Georgi Gospodinov

Because this election is not only crucial for the United States; the stakes are much higher

I live an ocean away from Washington, DC, or five thousand miles by air. So why should I be anxious about who will be president of a country so far from my own? Because I know that in today’s world, we are part of the same body and how vulnerable and fragile it is. 

I will never forget that early November morning in 2016 when Trump was elected. It was morning, yet it looked like the beginning of a long night. My daughter was asleep in the other room, and we were looking on the computer at the blue and red rectangles of the US map. I remember at first there was hope, and then there wasn’t. When they officially declared victory, I saw my wife was quietly crying, careful not to wake our child. I felt that frustration when you see something monstrous happening and there’s nothing you can do about it. I knew that this thing would not stay there, overseas, that it would affect us personally and physically from now on. I knew that it would eat away at the already fragile future of more than just our generation. 

Perhaps the most important and worrying event in Europe’s recent past happened then, in the late autumn of 2016, thousands of miles away. The vampire of populism is based on the past, but feeds on the future—our future. Then, in my desperation, I began to write my novel, Time Shelter, telling the story of the weaponization of nostalgia, the discrete monster of the past, the rising “dealers of the past,” and the referendums on the past they want to foist on us.

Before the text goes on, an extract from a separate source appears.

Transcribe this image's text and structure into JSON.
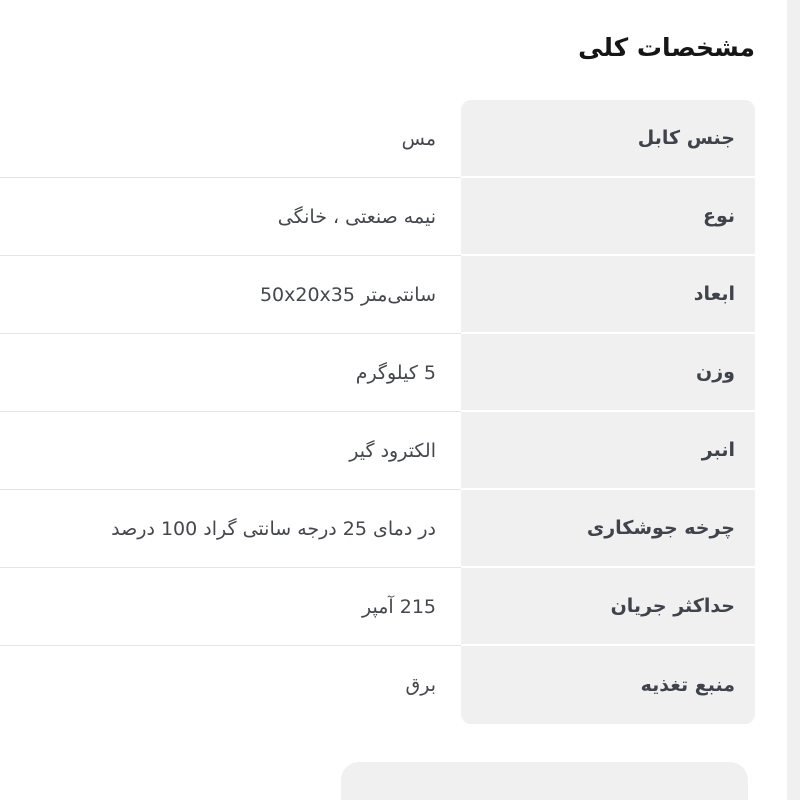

Today, in an even more difficult situation for the world, we are faced with an even more important choice—to vote for the past or for the future. Things have come to the point of preserving not just the human, but the humane. Of defending the last limits of the humane, those basic principles of freedom, equality, the right to happiness, the right to life, the right to a future and carrying them forward in time. 

I, who come from Eastern Europe, cannot tell the American voter whom to vote for. But I can safely say what is worth voting for because some of those values have been forged and defended over the centuries here, on this old continent, and have been carried across the ocean. This election is not only crucial for the United States; the stakes are much higher. The results will be a sign to the whole world—our depleting, polarized, and darkening world.

So, the chance for all of us and our children is a new future with a womanly face. In this election, the name of that future is Kamala Harris. 

Bulgarian writer Georgi Gospodinov is the author of Time Shelter, winner of the International Booker Prize. His most recent novel is Death and the Gardener.